Selon M. de Maizière, septembre sera d'ailleurs un nouveau mois « record » supérieur aux 105 000 migrants comptabilisés en août. Après un ralentissement mi-septembre avec la réintroduction des contrôles aux frontières, les chiffres sont repartis à la hausse avec entre 8 000 et 10 000 nouvelles arrivées quotidiennes ces derniers jours.
À l'échelle européenne, la crise migratoire a passé le cap symbolique du demi-million de migrants arrivés cette année par la Méditerranée. Près de 515 000 personnes et de 3 000 morts ont été recensés dans un bilan du Haut-Commissariat de l'Onu pour les réfugiés (HCR) publié hier.

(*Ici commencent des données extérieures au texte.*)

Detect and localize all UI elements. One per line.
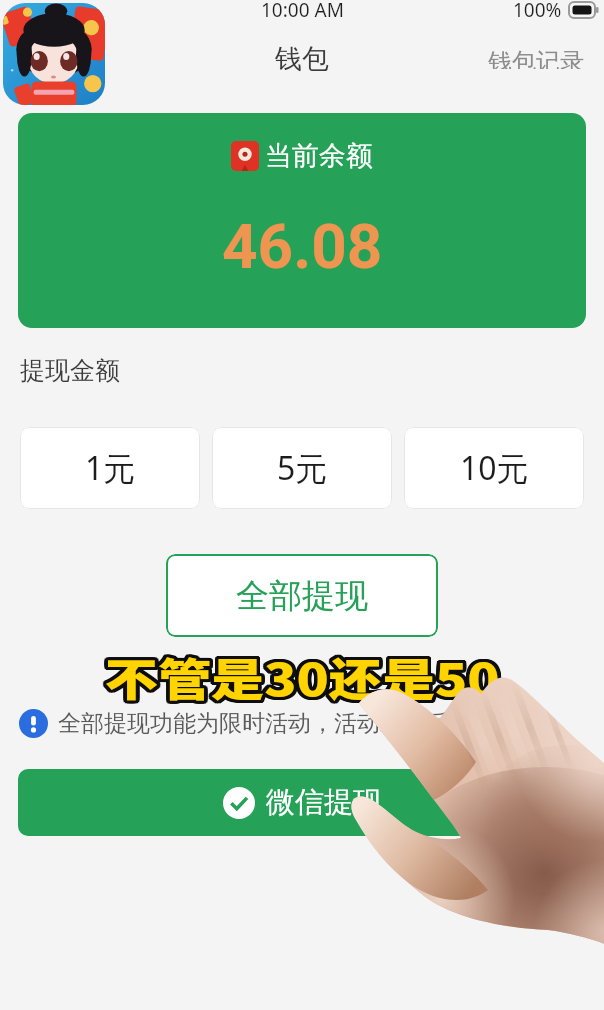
staticText: 不管是30还是50: [108, 645, 504, 710]
button[interactable]: 钱包记录: [468, 41, 604, 75]
staticText: 当前余额: [265, 139, 373, 173]
staticText: 不管是30还是50: [107, 646, 502, 711]
staticText: 不管是30还是50: [102, 647, 498, 712]
button[interactable]: 10元: [404, 427, 584, 509]
button[interactable]: 1元: [20, 427, 200, 509]
staticText: 提现金额: [20, 355, 120, 386]
staticText: 不管是30还是50: [102, 642, 498, 707]
staticText: 不管是30还是50: [106, 641, 501, 706]
staticText: 不管是30还是50: [107, 642, 502, 707]
staticText: 1元: [85, 446, 136, 490]
staticText: 不管是30还是50: [107, 647, 502, 712]
staticText: 10元: [460, 446, 529, 490]
staticText: 不管是30还是50: [108, 644, 504, 709]
button[interactable]: 微信提现: [18, 769, 586, 836]
staticText: 不管是30还是50: [105, 647, 500, 712]
staticText: 不管是30还是50: [104, 647, 499, 712]
button[interactable]: 当前余额: [18, 113, 586, 328]
staticText: 微信提现: [266, 784, 382, 821]
staticText: 不管是30还是50: [101, 643, 497, 708]
staticText: 46.08: [222, 210, 383, 283]
staticText: 不管是30还是50: [105, 641, 500, 706]
staticText: 100%: [513, 0, 562, 23]
staticText: 不管是30还是50: [105, 647, 500, 712]
staticText: 全部提现: [236, 575, 368, 617]
button[interactable]: App icon: [3, 3, 105, 105]
staticText: 5元: [277, 446, 328, 490]
button[interactable]: 5元: [212, 427, 392, 509]
staticText: 不管是30还是50: [108, 646, 504, 711]
staticText: 不管是30还是50: [101, 642, 497, 707]
staticText: 不管是30还是50: [105, 641, 500, 706]
staticText: 不管是30还是50: [108, 643, 504, 708]
button[interactable]: 全部提现: [166, 554, 438, 637]
staticText: 不管是30还是50: [105, 644, 500, 709]
staticText: 钱包记录: [488, 47, 584, 69]
staticText: 不管是30还是50: [108, 642, 504, 707]
staticText: 不管是30还是50: [102, 646, 498, 711]
staticText: 不管是30还是50: [101, 644, 497, 709]
staticText: 不管是30还是50: [101, 644, 497, 709]
staticText: 不管是30还是50: [101, 645, 497, 710]
staticText: 钱包: [275, 42, 329, 76]
staticText: 全部提现功能为限时活动，活动结束后恢复: [58, 709, 495, 738]
staticText: 不管是30还是50: [106, 647, 501, 712]
staticText: 不管是30还是50: [101, 646, 497, 711]
staticText: 不管是30还是50: [108, 644, 504, 709]
staticText: 10:00 AM: [261, 0, 344, 23]
staticText: 不管是30还是50: [102, 641, 498, 706]
staticText: 不管是30还是50: [107, 641, 502, 706]
staticText: 不管是30还是50: [104, 641, 499, 706]
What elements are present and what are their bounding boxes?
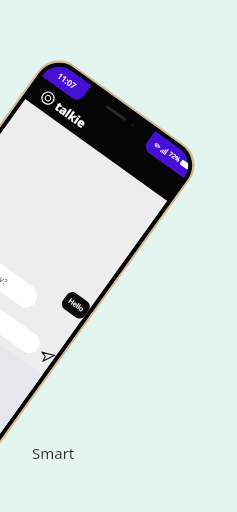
staticText: How are you today? — [0, 234, 10, 287]
staticText: Smart — [32, 443, 75, 463]
staticText: talkie — [52, 98, 90, 131]
staticText: Hello — [66, 296, 86, 314]
staticText: 72% — [167, 150, 182, 164]
staticText: 11:07 — [56, 70, 79, 91]
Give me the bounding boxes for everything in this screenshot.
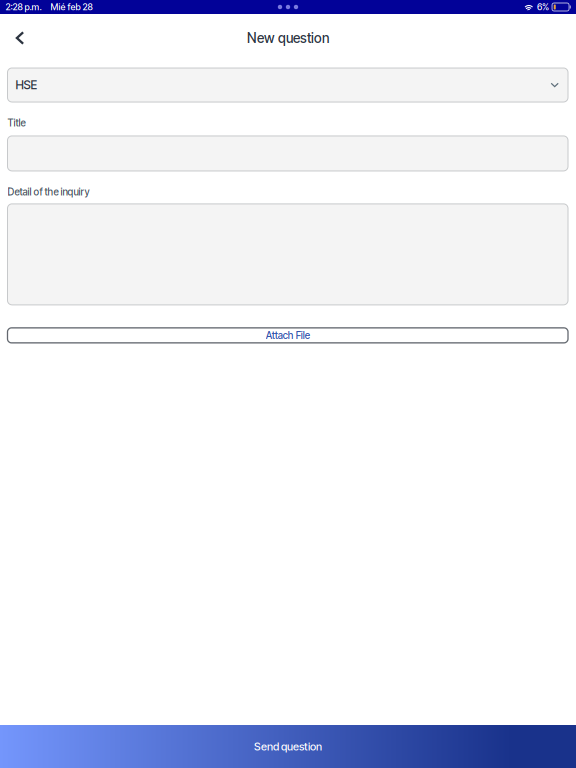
staticText: Send question xyxy=(254,740,322,753)
staticText: 2:28 p.m. xyxy=(6,2,42,12)
button[interactable]: Send question xyxy=(0,725,576,768)
button[interactable]: Back xyxy=(0,25,40,51)
staticText: 6% xyxy=(537,2,549,12)
staticText: New question xyxy=(247,30,329,46)
staticText: Title xyxy=(8,117,26,129)
button[interactable]: Attach File xyxy=(8,328,568,343)
button[interactable]: HSE xyxy=(8,68,568,102)
staticText: HSE xyxy=(16,78,38,92)
staticText: Mié feb 28 xyxy=(50,2,92,12)
staticText: Attach File xyxy=(266,329,310,341)
staticText: Detail of the inquiry xyxy=(8,186,90,198)
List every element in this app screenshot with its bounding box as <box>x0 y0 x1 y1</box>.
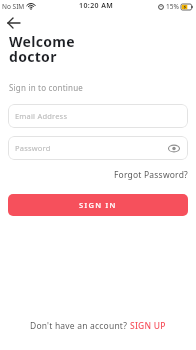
button[interactable] <box>7 16 21 30</box>
staticText: Password <box>15 143 51 153</box>
staticText: SIGN UP <box>130 320 166 332</box>
button[interactable]: SIGN IN <box>8 194 188 216</box>
staticText: 10:20 AM <box>79 1 114 11</box>
button[interactable]: Email Address <box>8 104 188 128</box>
staticText: Don't have an account? <box>30 320 130 332</box>
staticText: Sign in to continue <box>9 82 84 93</box>
staticText: Welcome doctor <box>9 32 75 66</box>
staticText: SIGN IN <box>79 200 117 210</box>
button[interactable]: Forgot Password? <box>114 169 188 181</box>
staticText: 15% <box>166 2 179 11</box>
button[interactable]: Password <box>8 136 188 160</box>
staticText: Email Address <box>15 111 68 121</box>
staticText: No SIM <box>2 2 25 11</box>
button[interactable]: Don't have an account? <box>0 320 196 332</box>
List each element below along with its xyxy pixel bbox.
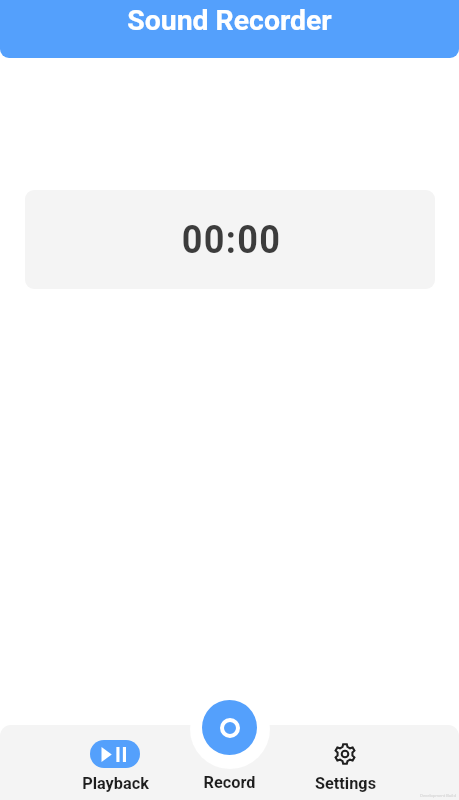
staticText: Sound Recorder <box>0 4 459 37</box>
staticText: Record <box>181 773 278 792</box>
staticText: Playback <box>82 774 149 793</box>
staticText: 00:00 <box>182 218 281 263</box>
other: Record <box>202 700 257 755</box>
button[interactable]: Playback <box>65 729 165 800</box>
button[interactable]: Settings <box>295 729 395 800</box>
button[interactable]: Record <box>181 700 278 793</box>
staticText: Development Build <box>420 793 456 798</box>
staticText: Settings <box>315 774 376 793</box>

Juncker inquiet des divisions en Europe
Sur le front diplomatique et sur fond de divisions européennes, le Premier ministre hongrois Viktor Orban doit se rendre aujourd'hui à l'Assemblée générale de l'Onu pour défendre sa ligne dure et ses clôtures barbelées aux frontières Schengen de son pays, qui a vu transiter près de 300 000 migrants en 2015. Par le passé, il a indiqué vouloir fermer la frontière croato-hongroise, par où passent la plupart des migrants depuis que la frontière serbe leur a été fermée par Budapest. Le Premier ministre croate Zoran Milanovic a dénoncé hier la politique « totalement inacceptable » de Budapest. Opposé à la proposition de la chancelière allemande Angela Merkel d'imposer aux pays de l'Union européenne des quotas d'accueil de réfugiés, le gouvernement hongrois a par contre dit vouloir plaider devant l'Onu pour l'introduction de « quotas mondiaux » de répartition.
La ministre de l'Intérieur slovène Vesna Györkös Znidar a indiqué de son côté que la Slovénie était préparée au transit de quelques milliers de migrants vers l'Autriche et l'Allemagne en cas de fermeture de la frontière croato-hongroise. Mais « si 10 000 personnes arrivent chaque jour, ce sera un problème pour nous », a-t-elle prévenu.
Confronté à ces divisions, le président de la Commission européenne, Jean-Claude Juncker, a jugé hier que « l'état de notre Union européenne n'est pas bon, les fissures de solidarité se multiplient ». S'inquiétant d'une « dangereuse renaissance de sentiments nationaux », M. Juncker a souligné que l'Europe avait « une ardente obligation » d'accueillir les réfugiés.
Pour la ministre de l'Intérieur conservatrice autrichienne Johanna Mikl-Leitner, « s'il n'y a pas de solution internationale, il n'y a que deux possibilités : soit on continue comme ça (avec un corridor de fait jusqu'en Allemagne, NDLR), soit on adopte une attitude plus stricte aux frontières, y compris avec usage de la force ». Berlin n'a jamais évoqué de fermeture de sa frontière.